Category: Reinforcement Learning | Centralized Competitor: Consulting firms (McKinsey, BCG for process optimization), LangSmith (agent observability), AgentOps
TrajectoryRL addresses one of the most practical problems in AI: agents are expensive because they make bad decisions. Every unnecessary API call, every wrong tool selection, every redundant step costs money. TrajectoryRL's approach is to crowd-source optimization through competition.
Mechanism:
The two-stage optimization model is compelling. Stage 1 (prompt optimization) involves tuning AGENTS.md configurations and stop rules. The example shows this alone reduces costs from $12,300 to $3,300/month, a 73% cut. Stage 2 (hybrid routing) adds multi-LLM dynamic routing, where different sub-tasks are routed to the cheapest capable model: Qwen 3.5 handles 40% of tasks (tool calls, lookups), while GPT-5.2 handles only 10% (reasoning, drafting). This pushes costs down to $900/month, a 93% total reduction.
ClawBench provides deterministic evaluation. Scenarios have fixed fixtures, meaning every miner faces the same challenge. LLM-as-judge scoring against natural language criteria adds flexibility while maintaining consistency. The winner-take-all structure with first-mover advantage means you can't just copy the leader; you have to commit your innovation first to claim priority.
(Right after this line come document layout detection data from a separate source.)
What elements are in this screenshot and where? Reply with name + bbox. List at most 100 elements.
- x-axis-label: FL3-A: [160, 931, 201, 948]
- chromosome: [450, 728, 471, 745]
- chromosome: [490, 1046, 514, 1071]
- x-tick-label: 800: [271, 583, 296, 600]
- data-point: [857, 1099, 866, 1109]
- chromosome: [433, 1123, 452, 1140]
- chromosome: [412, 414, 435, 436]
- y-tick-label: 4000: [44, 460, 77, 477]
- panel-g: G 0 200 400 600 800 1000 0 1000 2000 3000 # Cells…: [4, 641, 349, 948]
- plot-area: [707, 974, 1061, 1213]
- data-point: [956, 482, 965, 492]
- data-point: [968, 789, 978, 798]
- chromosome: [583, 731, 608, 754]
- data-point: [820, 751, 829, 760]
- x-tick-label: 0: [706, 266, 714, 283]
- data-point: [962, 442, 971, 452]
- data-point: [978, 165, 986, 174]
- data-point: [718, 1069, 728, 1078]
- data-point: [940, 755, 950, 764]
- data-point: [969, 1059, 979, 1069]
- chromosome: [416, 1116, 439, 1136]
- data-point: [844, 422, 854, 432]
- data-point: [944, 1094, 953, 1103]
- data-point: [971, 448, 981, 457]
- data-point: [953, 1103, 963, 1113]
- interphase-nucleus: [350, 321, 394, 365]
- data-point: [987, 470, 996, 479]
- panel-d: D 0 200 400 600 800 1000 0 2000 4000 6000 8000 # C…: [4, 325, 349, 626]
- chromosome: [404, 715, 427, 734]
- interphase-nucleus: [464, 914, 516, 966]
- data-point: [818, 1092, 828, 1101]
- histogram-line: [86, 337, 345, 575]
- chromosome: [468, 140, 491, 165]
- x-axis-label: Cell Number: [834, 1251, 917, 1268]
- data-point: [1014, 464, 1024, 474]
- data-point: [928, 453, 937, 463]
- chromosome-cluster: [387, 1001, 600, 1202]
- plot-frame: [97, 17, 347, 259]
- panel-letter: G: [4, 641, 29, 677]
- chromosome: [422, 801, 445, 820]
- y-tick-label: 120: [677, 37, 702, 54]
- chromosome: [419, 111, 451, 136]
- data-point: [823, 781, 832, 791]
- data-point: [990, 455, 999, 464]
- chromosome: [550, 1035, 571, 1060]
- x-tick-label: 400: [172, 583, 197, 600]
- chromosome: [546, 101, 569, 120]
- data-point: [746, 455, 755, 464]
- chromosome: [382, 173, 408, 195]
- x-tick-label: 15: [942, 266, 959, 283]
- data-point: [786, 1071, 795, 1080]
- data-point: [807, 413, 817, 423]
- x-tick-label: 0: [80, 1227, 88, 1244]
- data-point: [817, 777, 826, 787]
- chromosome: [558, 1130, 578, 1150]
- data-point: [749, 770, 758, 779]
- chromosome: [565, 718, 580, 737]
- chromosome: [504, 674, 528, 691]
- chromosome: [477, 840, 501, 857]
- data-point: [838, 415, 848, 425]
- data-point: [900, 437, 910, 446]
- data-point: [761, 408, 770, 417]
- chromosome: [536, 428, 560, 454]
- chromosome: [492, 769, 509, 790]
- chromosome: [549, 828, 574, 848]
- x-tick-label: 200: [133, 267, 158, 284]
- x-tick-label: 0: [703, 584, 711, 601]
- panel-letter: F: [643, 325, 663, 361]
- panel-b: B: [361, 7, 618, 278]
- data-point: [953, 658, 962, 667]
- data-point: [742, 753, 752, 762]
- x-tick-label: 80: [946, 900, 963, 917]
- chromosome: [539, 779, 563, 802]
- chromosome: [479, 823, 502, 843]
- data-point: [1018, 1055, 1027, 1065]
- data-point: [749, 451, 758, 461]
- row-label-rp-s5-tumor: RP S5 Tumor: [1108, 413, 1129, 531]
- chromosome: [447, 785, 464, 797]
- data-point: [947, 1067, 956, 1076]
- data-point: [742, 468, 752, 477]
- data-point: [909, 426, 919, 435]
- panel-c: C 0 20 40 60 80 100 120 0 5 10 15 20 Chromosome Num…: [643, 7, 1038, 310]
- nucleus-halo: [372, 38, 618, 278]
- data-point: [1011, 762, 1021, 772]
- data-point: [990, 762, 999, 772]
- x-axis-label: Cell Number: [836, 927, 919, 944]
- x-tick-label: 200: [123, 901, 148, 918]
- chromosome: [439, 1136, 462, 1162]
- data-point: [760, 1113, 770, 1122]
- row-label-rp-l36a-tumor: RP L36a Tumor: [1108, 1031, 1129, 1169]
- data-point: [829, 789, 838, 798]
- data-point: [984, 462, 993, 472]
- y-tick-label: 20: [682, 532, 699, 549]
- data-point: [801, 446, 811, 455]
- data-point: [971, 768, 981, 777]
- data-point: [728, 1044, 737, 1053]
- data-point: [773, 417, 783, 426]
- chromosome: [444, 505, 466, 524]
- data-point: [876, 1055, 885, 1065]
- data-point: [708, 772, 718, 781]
The codebase is the most active we've seen: 400 commits across 10 contributors, with 52-88 commits per week in the last month. Primary contributor "crabby" drives daily improvements. Recent work includes content truncation handling and ClawBench module fixes.
Market metrics are solid. At 58,197 TAO market cap with 2,136 holders, TrajectoryRL has moderate concentration (Gini 0.673, HHI 0.043). Net 7-day inflow of 858 TAO is healthy. Root proportion of 0.170 confirms organic demand. The 90-day price increase of 67% shows sustained interest.
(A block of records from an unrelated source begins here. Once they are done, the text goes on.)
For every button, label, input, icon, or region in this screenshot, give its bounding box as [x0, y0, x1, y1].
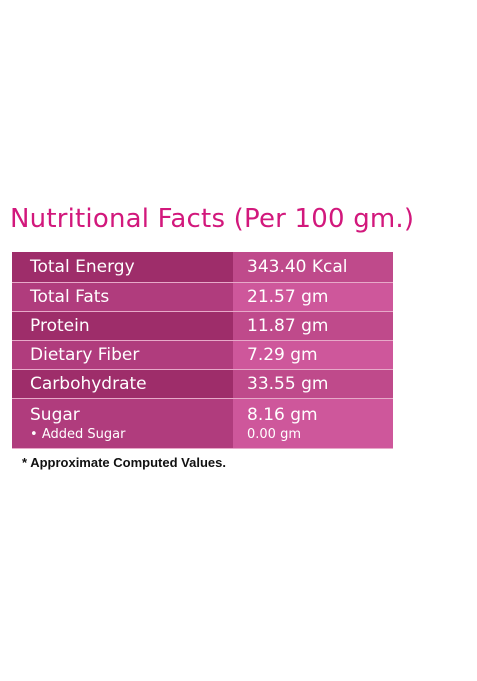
nutrient-value: 33.55 gm — [233, 370, 393, 399]
table-row: Protein 11.87 gm — [12, 312, 393, 341]
sub-nutrient-value: 0.00 gm — [247, 427, 301, 442]
nutrient-value: 21.57 gm — [233, 283, 393, 312]
table-row: Carbohydrate 33.55 gm — [12, 370, 393, 399]
bullet: • — [30, 427, 42, 442]
footnote: * Approximate Computed Values. — [22, 455, 226, 470]
sub-label-wrap: • Added Sugar — [30, 427, 125, 442]
nutrient-label: Carbohydrate — [12, 370, 233, 399]
title: Nutritional Facts (Per 100 gm.) — [10, 204, 415, 234]
nutrient-value: 11.87 gm — [233, 312, 393, 341]
label-cell: Sugar • Added Sugar — [12, 399, 233, 449]
nutrient-label: Total Energy — [12, 252, 233, 283]
table-row: Total Energy 343.40 Kcal — [12, 252, 393, 283]
sub-nutrient-label: Added Sugar — [41, 427, 126, 442]
nutrient-value: 343.40 Kcal — [233, 252, 393, 283]
nutrient-value: 8.16 gm — [247, 405, 318, 425]
table-row: Dietary Fiber 7.29 gm — [12, 341, 393, 370]
table-row: Total Fats 21.57 gm — [12, 283, 393, 312]
nutrient-label: Sugar — [30, 405, 80, 425]
nutrient-label: Dietary Fiber — [12, 341, 233, 370]
nutrient-value: 7.29 gm — [233, 341, 393, 370]
nutrition-table: Total Energy 343.40 Kcal Total Fats 21.5… — [12, 252, 393, 449]
table-row: Sugar • Added Sugar 8.16 gm 0.00 gm — [12, 399, 393, 449]
nutrient-label: Protein — [12, 312, 233, 341]
value-cell: 8.16 gm 0.00 gm — [233, 399, 393, 449]
nutrient-label: Total Fats — [12, 283, 233, 312]
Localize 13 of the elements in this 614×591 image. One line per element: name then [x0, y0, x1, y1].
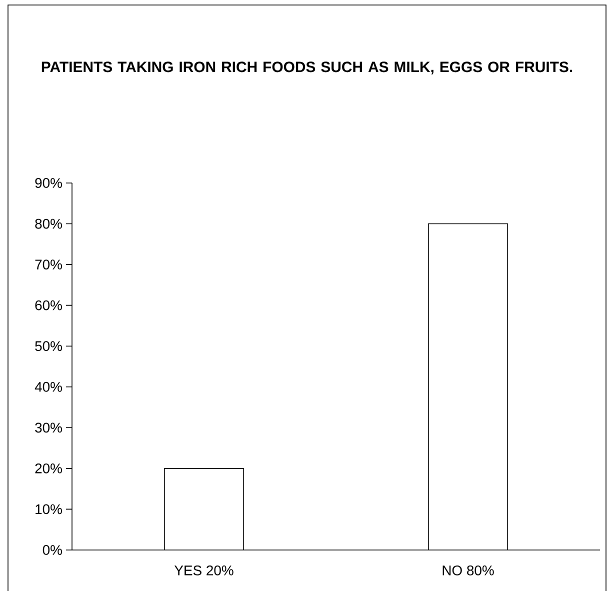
y-tick-label: 20%	[35, 463, 62, 474]
y-tick-label: 50%	[35, 341, 62, 352]
chart-title: PATIENTS TAKING IRON RICH FOODS SUCH AS MILK, EGGS OR FRUITS.	[42, 62, 572, 74]
y-tick-label: 90%	[35, 178, 62, 188]
y-tick-label: 30%	[35, 422, 62, 433]
y-tick-label: 70%	[35, 260, 62, 270]
y-tick-label: 40%	[34, 382, 62, 392]
y-tick-label: 80%	[35, 218, 62, 229]
y-tick-label: 60%	[35, 300, 62, 310]
y-tick-label: 10%	[36, 504, 62, 514]
x-tick-label: YES 20%	[174, 565, 234, 576]
x-tick-label: NO 80%	[442, 565, 494, 576]
y-tick-label: 0%	[42, 545, 62, 555]
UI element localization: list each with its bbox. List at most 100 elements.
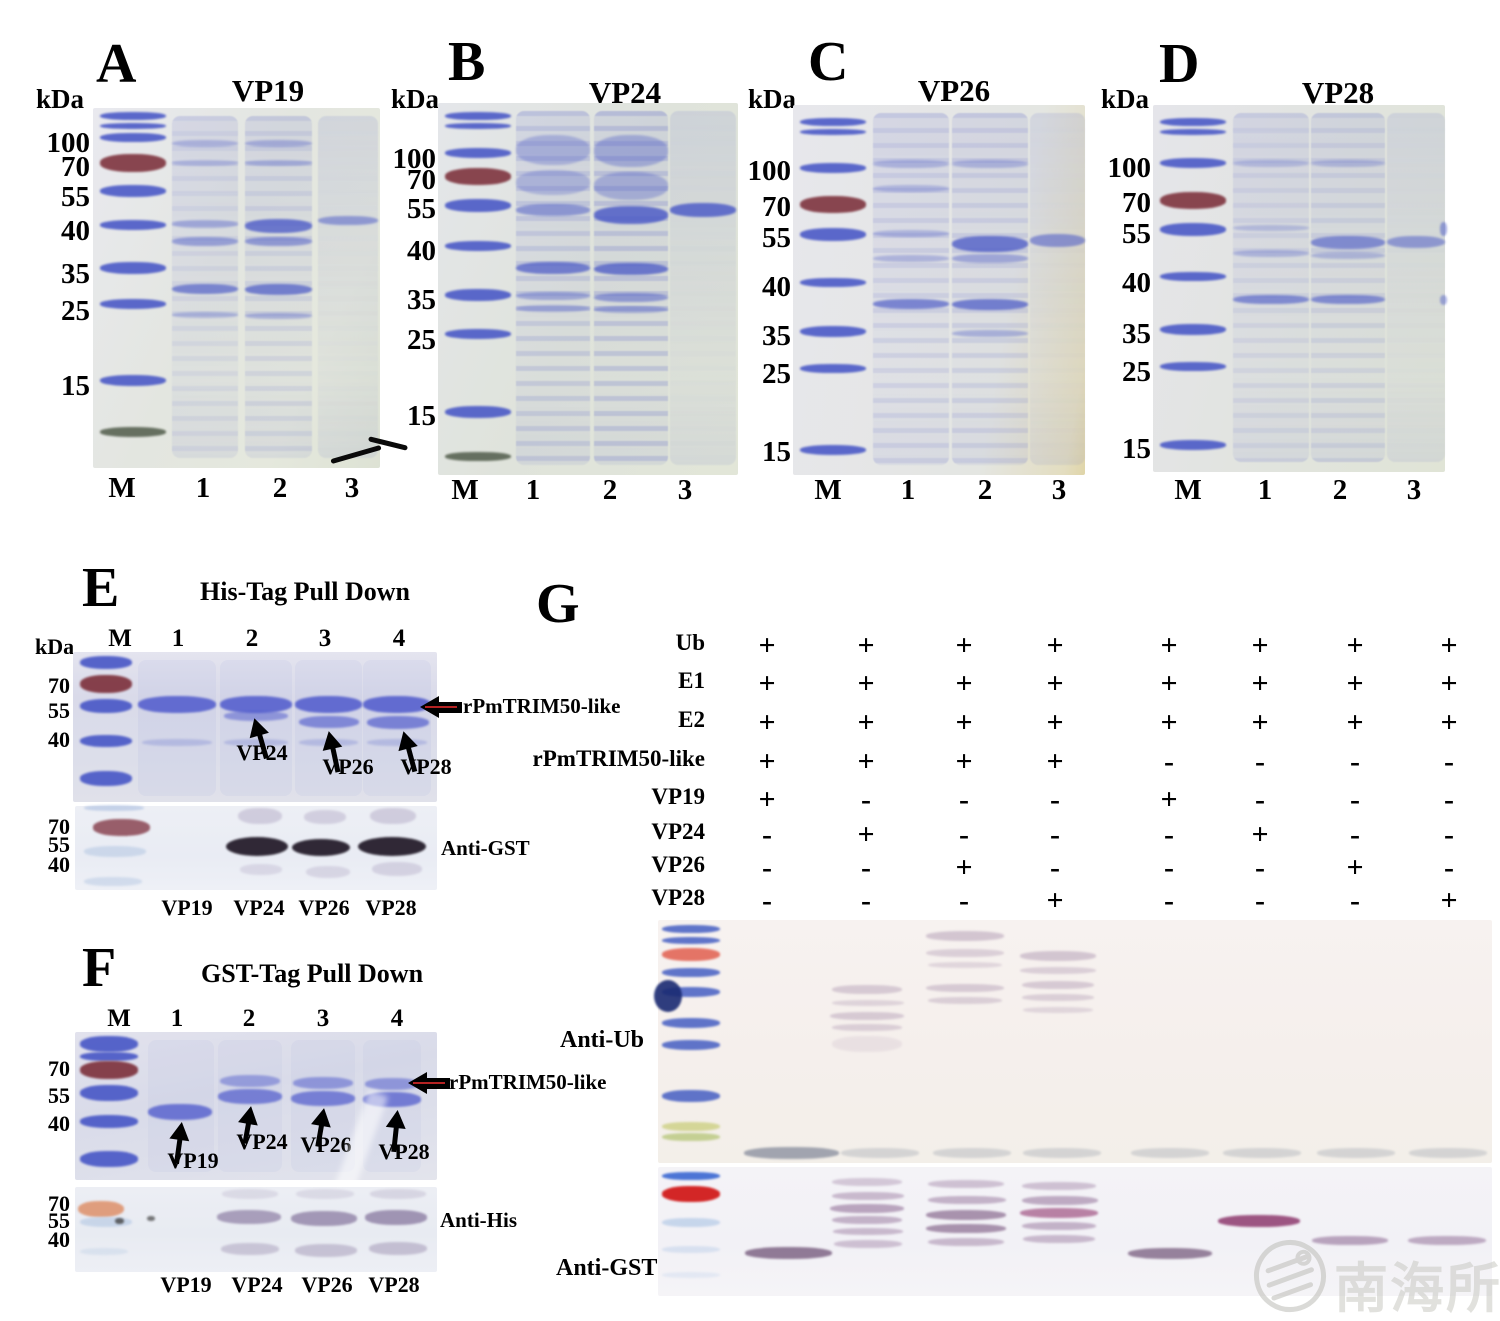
marker-label: 70 [407, 164, 436, 196]
gel-band [662, 1133, 720, 1141]
gel-band [80, 771, 132, 786]
gel-band [800, 445, 866, 455]
gel-band [594, 263, 668, 275]
protein-label: rPmTRIM50-like [449, 1070, 607, 1094]
reagent-cell: - [861, 884, 871, 917]
gel-band [1233, 295, 1309, 304]
gel-band [834, 1240, 902, 1248]
gel-band [832, 1178, 902, 1186]
lane-label: 4 [390, 1005, 404, 1032]
reagent-cell: + [758, 667, 776, 700]
gel-band [100, 262, 166, 274]
gel-band [1160, 324, 1226, 335]
marker-label: 70 [762, 191, 791, 223]
lane-label: 3 [1051, 474, 1067, 506]
gel-band [1311, 295, 1385, 304]
gel-band [926, 1210, 1006, 1220]
gel-band [224, 711, 288, 721]
reagent-cell: + [1046, 667, 1064, 700]
reagent-cell: - [1444, 745, 1454, 778]
gel-band [662, 925, 720, 933]
gel-band [1223, 1148, 1301, 1158]
gel-band [832, 1036, 902, 1052]
gel-lane-smear [138, 660, 216, 796]
blot-lane-label: VP28 [365, 895, 417, 920]
marker-label: 15 [61, 370, 90, 402]
lane-label: 3 [318, 625, 332, 652]
gel-band [172, 237, 238, 246]
reagent-cell: - [1444, 783, 1454, 816]
kda-unit-label: kDa [1101, 84, 1150, 114]
marker-label: 100 [392, 143, 437, 175]
gel-band [1022, 1222, 1096, 1230]
panel-letter: G [536, 573, 580, 635]
gel-band [1128, 1248, 1212, 1259]
reagent-cell: + [857, 818, 875, 851]
reagent-cell: - [1050, 851, 1060, 884]
gel-band [516, 135, 590, 165]
blot-antibody-label: Anti-GST [441, 836, 530, 860]
gel-band [100, 375, 166, 386]
gel-band [832, 1000, 904, 1006]
gel-band [80, 1036, 138, 1052]
gel-band [662, 1040, 720, 1050]
logo-dot [1294, 1248, 1313, 1268]
lane-label: 1 [171, 625, 185, 652]
reagent-cell: - [1444, 818, 1454, 851]
gel-band [926, 931, 1004, 941]
gel-band [306, 866, 350, 878]
gel-band [245, 284, 312, 295]
gel-band [516, 262, 590, 274]
gel-band [1408, 1236, 1486, 1245]
reagent-cell: - [1255, 783, 1265, 816]
reagent-cell: + [1046, 884, 1064, 917]
reagent-row-label: VP28 [651, 885, 705, 910]
reagent-cell: + [1160, 706, 1178, 739]
gel-band [841, 1148, 919, 1158]
gel-band [662, 1186, 720, 1202]
gel-band [800, 129, 866, 135]
marker-label: 70 [48, 1191, 70, 1216]
marker-label: 70 [48, 1056, 70, 1081]
gel-band [800, 278, 866, 287]
gel-lane-smear [1311, 113, 1385, 462]
gel-band [80, 1085, 138, 1101]
gel-lane-smear [952, 113, 1028, 465]
lane-label: 2 [272, 472, 288, 504]
reagent-cell: - [1444, 851, 1454, 884]
marker-label: 40 [48, 1111, 70, 1136]
gel-band [172, 140, 238, 147]
blot-lane-label: VP26 [301, 1272, 353, 1297]
reagent-row-label: E2 [678, 707, 705, 732]
reagent-cell: + [1046, 745, 1064, 778]
gel-band [245, 237, 312, 246]
gel-band [84, 846, 146, 857]
gel-band [1311, 236, 1385, 249]
gel-band [445, 406, 511, 418]
reagent-cell: + [955, 667, 973, 700]
reagent-row-label: VP19 [651, 784, 705, 809]
gel-band [1387, 236, 1445, 248]
gel-band [445, 289, 511, 301]
gel-band [832, 1192, 904, 1200]
reagent-cell: + [758, 629, 776, 662]
kda-unit-label: kDa [36, 84, 85, 114]
lane-label: 2 [245, 625, 259, 652]
panel-title: His-Tag Pull Down [200, 577, 410, 606]
gel-band [662, 987, 720, 997]
gel-band [832, 1216, 902, 1224]
gel-band [800, 326, 866, 337]
gel-band [172, 160, 238, 166]
gel-band [933, 1148, 1011, 1158]
reagent-cell: + [1440, 629, 1458, 662]
marker-label: 70 [61, 151, 90, 183]
reagent-cell: + [1440, 667, 1458, 700]
band-arrow-label: VP24 [236, 740, 288, 765]
gel-band [245, 219, 312, 233]
lane-label: 3 [677, 474, 693, 506]
reagent-cell: + [1160, 629, 1178, 662]
reagent-cell: - [1255, 884, 1265, 917]
marker-label: 55 [407, 193, 436, 225]
gel-band [80, 1151, 138, 1167]
blot-lane-label: VP24 [231, 1272, 283, 1297]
- Benchmark overfitting: If miners optimize specifically for ClawBench scenarios rather than general agent optimization, the real-world value diminishes.
- Market education: "AI agent trajectory optimization" is a niche concept. Communicating the value proposition to a broad audience requires clear ROI demonstrations.
- Competitive landscape: Agent optimization frameworks are emerging from well-funded startups. LangSmith, AgentOps, and others are building observability and optimization tools.
- Winner-take-all dynamics: 100% to the winner may discourage new miners if the incumbent is difficult to beat.